Background: Array-based Comparative Genomic Hybridization (CGH) data have been used to infer phylogenetic relationships. However, the reliability of array CGH analysis to determine evolutionary relationships has not been well established. In most CGH work, all species and strains are compared to a single reference species, whose genome was used to design the array. In the accompanying work, we critically evaluated CGH-based phylogeny using simulated competitive hybridization data. This work showed that a limited number of conditions, principally the tree topology and placement of the reference taxon in the tree, had a strong effect on the ability to recover the correct tree topology. Here, we add to our simulation study by testing the use of CGH as a phylogenetic tool with experimental CGH data from competitive hybridizations between N. crassa and other Neurospora species. In the discussion, we add to our empirical study of Neurospora by reanalyzing of data from a previous CGH phylogenetic analysis of the yeast sensu stricto complex.

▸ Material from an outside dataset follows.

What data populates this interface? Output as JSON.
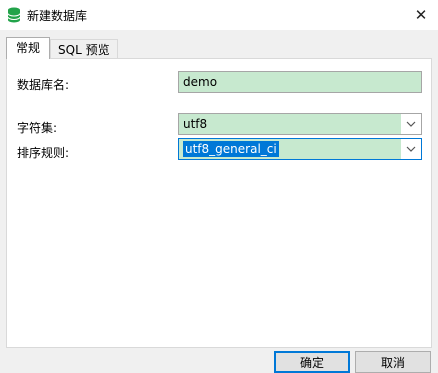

Results: Array ratio data for Neurospora and related species were normalized with loess, robust spline, and linear ratio based methods, and then used to construct Neighbor-Joining and parsimony trees. These trees were compared to published phylogenetic analyses for Neurospora based on multilocus sequence analysis (MLSA). For the Neurospora dataset, the best combination of methods resulted in recovery of the MLSA tree topology less than half the time. Our reanalysis of a yeast dataset found that trees identical to established phylogeny were recovered only by pruning taxa - including the reference taxon - from the analysis.
Conclusion: Our results indicate that CGH data can be problematic for phylogenetic analysis. Success fluctuates based on the methods utilized to construct the tree and the taxa included. Selective pruning of the taxa improves the results - an impractical approach for normal phylogenetic analysis. From the more successful methods we make suggestions on the normalization and post-normalization methods that work best in estimating genetic distance between taxa.